The best practice when submitting a job is to ensure your job has appropriate resources available by requesting the amount of memory required. By including a memory resource request when submitting a job, the job scheduler can allocate your task appropriately to a compute node that has the available memory and make sure your job isn't vying with another.
To request the required memory for your job in a job submission script, use something similar to that given below, which will allocate 8 Gb of RAM for your job.
#SBATCH --mem 8G
Requesting additional memory for an interactive job
The following example would start an interactive session, 6GB of memory, with a runtime of 12 hours
srun -n1 -p compute -J interactive --time=12:00:00 --mem-per-cpu=6G --pty bash
You can select the gpu or hmem queue by changing the -p option.
Requesting too much memory
It is important to make sure your memory resource request is appropriate; otherwise your job may not be allocated.
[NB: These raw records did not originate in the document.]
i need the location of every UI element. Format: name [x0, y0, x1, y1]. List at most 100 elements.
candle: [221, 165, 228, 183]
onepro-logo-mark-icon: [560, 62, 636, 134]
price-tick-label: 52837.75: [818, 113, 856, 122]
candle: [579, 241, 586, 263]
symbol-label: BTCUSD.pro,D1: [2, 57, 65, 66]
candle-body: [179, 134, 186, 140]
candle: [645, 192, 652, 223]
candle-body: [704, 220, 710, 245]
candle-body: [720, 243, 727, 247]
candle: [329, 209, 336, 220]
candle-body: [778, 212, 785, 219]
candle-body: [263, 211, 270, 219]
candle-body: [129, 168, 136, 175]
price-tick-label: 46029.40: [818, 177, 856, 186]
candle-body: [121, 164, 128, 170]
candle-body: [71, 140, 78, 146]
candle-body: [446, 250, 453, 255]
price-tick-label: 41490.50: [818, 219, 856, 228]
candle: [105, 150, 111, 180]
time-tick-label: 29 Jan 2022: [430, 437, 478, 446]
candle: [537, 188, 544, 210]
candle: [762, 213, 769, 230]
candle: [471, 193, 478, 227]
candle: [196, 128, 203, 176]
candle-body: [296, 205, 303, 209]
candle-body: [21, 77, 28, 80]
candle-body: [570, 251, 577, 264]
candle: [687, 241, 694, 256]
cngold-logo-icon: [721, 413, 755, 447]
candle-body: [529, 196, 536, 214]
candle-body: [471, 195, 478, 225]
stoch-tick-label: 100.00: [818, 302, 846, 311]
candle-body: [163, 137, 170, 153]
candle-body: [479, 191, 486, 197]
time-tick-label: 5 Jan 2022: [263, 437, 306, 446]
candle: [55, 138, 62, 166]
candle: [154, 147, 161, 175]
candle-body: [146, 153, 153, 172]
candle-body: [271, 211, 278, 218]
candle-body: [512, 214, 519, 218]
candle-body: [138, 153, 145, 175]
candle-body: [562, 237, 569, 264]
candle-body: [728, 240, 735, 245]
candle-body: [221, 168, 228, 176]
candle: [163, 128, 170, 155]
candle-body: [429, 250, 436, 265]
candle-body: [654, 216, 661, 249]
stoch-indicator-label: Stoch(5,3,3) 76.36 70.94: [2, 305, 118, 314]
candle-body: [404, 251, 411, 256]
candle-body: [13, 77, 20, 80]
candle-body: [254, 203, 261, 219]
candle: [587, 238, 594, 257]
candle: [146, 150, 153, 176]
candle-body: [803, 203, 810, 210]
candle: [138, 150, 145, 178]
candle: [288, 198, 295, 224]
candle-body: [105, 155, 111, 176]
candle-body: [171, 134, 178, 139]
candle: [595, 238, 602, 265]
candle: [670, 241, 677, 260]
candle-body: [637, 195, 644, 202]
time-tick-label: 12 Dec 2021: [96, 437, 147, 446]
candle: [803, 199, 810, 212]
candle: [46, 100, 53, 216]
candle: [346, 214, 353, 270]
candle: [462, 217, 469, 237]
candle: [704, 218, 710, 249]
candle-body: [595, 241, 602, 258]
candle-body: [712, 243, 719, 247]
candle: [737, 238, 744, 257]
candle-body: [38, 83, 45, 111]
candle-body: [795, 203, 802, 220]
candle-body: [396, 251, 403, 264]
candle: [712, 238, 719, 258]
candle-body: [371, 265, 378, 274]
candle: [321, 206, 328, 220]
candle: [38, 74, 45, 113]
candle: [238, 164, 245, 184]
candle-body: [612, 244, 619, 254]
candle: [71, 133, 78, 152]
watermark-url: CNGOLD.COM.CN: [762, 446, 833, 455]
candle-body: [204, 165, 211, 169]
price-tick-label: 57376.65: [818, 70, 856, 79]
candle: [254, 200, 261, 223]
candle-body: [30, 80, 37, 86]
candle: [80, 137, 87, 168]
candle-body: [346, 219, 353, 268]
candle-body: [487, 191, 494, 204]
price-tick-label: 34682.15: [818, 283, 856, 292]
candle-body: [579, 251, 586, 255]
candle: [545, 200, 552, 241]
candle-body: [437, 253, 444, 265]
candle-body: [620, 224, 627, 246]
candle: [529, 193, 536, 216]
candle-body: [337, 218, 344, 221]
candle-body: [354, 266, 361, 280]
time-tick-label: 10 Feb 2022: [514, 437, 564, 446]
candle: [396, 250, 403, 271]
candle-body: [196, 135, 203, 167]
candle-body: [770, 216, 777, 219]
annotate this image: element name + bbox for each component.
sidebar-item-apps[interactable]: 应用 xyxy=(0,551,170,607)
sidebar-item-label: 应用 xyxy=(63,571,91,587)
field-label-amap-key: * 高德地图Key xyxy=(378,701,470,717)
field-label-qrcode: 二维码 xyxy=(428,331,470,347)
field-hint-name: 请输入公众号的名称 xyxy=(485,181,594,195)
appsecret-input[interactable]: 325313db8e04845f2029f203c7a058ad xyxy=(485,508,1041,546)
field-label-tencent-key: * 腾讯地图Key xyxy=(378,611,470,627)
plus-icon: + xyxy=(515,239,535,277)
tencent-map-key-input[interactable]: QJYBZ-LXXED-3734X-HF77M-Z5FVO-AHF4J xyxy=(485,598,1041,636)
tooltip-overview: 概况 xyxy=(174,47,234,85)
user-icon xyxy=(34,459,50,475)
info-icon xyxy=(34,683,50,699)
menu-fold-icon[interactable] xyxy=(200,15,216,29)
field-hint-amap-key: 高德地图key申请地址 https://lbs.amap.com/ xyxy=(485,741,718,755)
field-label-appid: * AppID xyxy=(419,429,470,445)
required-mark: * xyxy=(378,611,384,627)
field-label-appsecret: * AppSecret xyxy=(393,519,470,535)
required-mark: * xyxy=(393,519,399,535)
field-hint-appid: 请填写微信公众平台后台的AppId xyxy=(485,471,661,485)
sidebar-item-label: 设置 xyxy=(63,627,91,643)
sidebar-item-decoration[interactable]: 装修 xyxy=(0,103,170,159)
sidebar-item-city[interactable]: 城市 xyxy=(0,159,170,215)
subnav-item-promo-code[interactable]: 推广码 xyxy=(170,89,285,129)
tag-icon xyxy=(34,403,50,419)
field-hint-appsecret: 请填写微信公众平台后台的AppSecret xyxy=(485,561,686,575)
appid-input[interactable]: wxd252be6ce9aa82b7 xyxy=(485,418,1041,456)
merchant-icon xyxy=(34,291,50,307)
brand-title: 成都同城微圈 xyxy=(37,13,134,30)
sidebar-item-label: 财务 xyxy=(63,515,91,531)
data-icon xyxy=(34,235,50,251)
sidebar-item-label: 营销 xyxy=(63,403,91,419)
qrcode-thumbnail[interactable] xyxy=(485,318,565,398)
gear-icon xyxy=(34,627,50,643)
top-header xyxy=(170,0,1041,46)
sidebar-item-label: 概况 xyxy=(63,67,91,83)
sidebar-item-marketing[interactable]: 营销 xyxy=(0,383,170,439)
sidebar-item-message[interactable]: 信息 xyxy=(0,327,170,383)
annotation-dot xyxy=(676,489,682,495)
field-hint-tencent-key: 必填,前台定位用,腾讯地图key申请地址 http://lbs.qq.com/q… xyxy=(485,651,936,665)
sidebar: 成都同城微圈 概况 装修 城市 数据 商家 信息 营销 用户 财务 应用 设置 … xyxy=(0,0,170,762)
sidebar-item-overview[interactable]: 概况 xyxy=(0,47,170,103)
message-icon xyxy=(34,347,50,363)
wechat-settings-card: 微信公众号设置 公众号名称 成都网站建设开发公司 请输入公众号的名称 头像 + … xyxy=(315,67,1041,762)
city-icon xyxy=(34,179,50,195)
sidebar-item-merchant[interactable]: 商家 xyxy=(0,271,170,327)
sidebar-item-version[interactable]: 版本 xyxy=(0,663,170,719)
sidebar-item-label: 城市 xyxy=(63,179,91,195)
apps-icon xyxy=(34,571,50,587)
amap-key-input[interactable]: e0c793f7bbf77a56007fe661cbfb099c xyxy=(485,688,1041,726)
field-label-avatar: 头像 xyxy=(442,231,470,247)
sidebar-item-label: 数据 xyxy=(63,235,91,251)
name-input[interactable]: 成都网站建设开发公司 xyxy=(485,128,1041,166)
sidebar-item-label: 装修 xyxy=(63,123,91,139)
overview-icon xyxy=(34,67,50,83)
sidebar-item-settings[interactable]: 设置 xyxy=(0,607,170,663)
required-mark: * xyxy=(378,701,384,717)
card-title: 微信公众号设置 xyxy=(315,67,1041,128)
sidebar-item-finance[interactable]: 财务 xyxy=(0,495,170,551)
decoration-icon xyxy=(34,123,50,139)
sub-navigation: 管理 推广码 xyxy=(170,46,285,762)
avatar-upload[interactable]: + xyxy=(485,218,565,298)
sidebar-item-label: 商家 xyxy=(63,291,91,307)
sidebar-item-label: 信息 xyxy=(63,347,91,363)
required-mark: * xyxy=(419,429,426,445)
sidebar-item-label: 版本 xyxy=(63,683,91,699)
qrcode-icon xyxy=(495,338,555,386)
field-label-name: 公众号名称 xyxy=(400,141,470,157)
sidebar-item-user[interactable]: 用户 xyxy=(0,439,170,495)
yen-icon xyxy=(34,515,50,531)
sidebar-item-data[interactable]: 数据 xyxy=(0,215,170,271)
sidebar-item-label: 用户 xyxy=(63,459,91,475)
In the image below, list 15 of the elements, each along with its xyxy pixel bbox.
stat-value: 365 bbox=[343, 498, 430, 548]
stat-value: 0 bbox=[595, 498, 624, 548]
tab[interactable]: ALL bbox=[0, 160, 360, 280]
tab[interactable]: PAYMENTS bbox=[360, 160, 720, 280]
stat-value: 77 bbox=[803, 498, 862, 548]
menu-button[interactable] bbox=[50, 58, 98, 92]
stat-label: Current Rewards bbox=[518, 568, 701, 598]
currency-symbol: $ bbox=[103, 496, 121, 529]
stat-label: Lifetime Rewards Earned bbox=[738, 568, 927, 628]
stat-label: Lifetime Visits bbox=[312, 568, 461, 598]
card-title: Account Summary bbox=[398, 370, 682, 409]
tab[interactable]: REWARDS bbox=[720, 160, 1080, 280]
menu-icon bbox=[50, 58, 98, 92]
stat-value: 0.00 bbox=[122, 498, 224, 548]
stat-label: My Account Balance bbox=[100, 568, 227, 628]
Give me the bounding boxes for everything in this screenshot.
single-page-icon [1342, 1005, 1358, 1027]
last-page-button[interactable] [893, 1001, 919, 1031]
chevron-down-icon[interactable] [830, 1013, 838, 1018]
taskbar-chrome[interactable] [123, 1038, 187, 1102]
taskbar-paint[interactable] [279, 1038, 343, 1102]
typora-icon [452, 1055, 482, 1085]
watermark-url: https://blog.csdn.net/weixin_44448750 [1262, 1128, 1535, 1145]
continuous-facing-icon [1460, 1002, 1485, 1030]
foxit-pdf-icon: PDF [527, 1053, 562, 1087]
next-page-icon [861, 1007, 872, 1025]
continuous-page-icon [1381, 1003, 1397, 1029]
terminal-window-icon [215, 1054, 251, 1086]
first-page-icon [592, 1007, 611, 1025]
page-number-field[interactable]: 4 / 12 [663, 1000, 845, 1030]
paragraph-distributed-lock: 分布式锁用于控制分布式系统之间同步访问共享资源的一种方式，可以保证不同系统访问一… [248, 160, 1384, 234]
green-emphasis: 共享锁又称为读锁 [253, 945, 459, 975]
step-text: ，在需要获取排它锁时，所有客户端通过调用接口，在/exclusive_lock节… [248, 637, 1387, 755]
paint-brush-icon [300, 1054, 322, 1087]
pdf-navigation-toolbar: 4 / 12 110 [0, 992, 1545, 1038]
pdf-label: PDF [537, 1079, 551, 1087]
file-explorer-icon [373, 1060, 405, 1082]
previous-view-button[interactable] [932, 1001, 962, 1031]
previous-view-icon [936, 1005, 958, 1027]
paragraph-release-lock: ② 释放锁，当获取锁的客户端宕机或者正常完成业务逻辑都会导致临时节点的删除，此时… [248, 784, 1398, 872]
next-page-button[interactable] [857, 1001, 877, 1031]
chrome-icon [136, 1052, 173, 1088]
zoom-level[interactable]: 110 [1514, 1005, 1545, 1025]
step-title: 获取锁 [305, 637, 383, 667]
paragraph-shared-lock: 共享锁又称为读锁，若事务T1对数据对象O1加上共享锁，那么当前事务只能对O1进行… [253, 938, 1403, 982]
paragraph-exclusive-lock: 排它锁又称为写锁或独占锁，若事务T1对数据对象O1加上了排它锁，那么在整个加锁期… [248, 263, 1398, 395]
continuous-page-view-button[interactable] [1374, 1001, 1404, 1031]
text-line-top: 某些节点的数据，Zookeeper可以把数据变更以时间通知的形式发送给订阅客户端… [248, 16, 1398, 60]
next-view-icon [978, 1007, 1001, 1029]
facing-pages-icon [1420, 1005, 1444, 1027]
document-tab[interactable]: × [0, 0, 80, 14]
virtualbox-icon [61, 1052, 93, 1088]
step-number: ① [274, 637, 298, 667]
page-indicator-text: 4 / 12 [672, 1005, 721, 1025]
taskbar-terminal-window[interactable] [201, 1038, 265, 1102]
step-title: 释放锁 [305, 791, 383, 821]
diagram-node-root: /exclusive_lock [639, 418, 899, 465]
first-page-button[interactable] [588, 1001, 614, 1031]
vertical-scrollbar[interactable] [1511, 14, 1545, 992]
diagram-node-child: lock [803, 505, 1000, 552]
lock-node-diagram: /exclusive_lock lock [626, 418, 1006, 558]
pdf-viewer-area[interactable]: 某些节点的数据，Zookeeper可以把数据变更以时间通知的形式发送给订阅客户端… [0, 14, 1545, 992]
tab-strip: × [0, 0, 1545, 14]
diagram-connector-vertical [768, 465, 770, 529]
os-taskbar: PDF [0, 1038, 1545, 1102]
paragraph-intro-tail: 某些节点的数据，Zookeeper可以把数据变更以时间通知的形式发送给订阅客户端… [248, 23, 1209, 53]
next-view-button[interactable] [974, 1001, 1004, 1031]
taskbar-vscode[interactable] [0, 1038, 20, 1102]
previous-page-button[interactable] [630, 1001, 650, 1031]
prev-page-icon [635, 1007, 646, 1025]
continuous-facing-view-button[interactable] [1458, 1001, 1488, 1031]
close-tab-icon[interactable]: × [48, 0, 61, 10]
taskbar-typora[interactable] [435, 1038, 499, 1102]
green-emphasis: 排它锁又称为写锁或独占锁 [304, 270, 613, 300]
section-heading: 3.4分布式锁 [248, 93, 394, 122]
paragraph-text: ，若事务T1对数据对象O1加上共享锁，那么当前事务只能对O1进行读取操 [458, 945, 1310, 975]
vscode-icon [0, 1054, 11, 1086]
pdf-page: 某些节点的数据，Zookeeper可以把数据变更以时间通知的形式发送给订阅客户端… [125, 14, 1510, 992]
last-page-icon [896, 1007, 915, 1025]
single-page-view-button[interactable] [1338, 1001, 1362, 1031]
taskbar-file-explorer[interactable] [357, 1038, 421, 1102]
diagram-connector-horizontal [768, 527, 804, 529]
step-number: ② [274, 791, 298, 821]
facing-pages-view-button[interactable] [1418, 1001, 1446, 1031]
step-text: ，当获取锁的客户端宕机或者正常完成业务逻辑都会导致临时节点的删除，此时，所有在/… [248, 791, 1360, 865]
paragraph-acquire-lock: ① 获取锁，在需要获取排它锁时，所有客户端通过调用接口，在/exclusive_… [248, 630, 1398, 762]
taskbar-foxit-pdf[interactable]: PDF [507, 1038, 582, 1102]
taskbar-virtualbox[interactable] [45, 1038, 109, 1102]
For example, requesting too much memory (e.g. more than is available on a host) will result in your job pending for a long period as no node can satisfy the resource request. If you have included a memory resource and find your submitted job remains pending, check with squeue <JobID> for the pending reason; the following message indicates the resource requirement cannot currently be met by any hosts.
srun: error: Memory specification can not be satisfied
srun: error: Unable to allocate resources: Requested node configuration is not available
In a parallel job, the memory resource request and memory limit are treated on the overall task. For example, a parallel job with 8 tasks submitted with a memory limit of 4G will terminate when the combined memory usage exceeds 4G (e.g. 500MB per task).
In an array job, each element of the array is treated independently, which means memory resource requests and memory limit work on each element of the array separately. For example, if an array job of 10 elements is submitted with a memory limit of 4G each element will continue running while the memory usage is below 4G. Any element that exceeds 4G will be terminated, however leaving the other elements to continue running.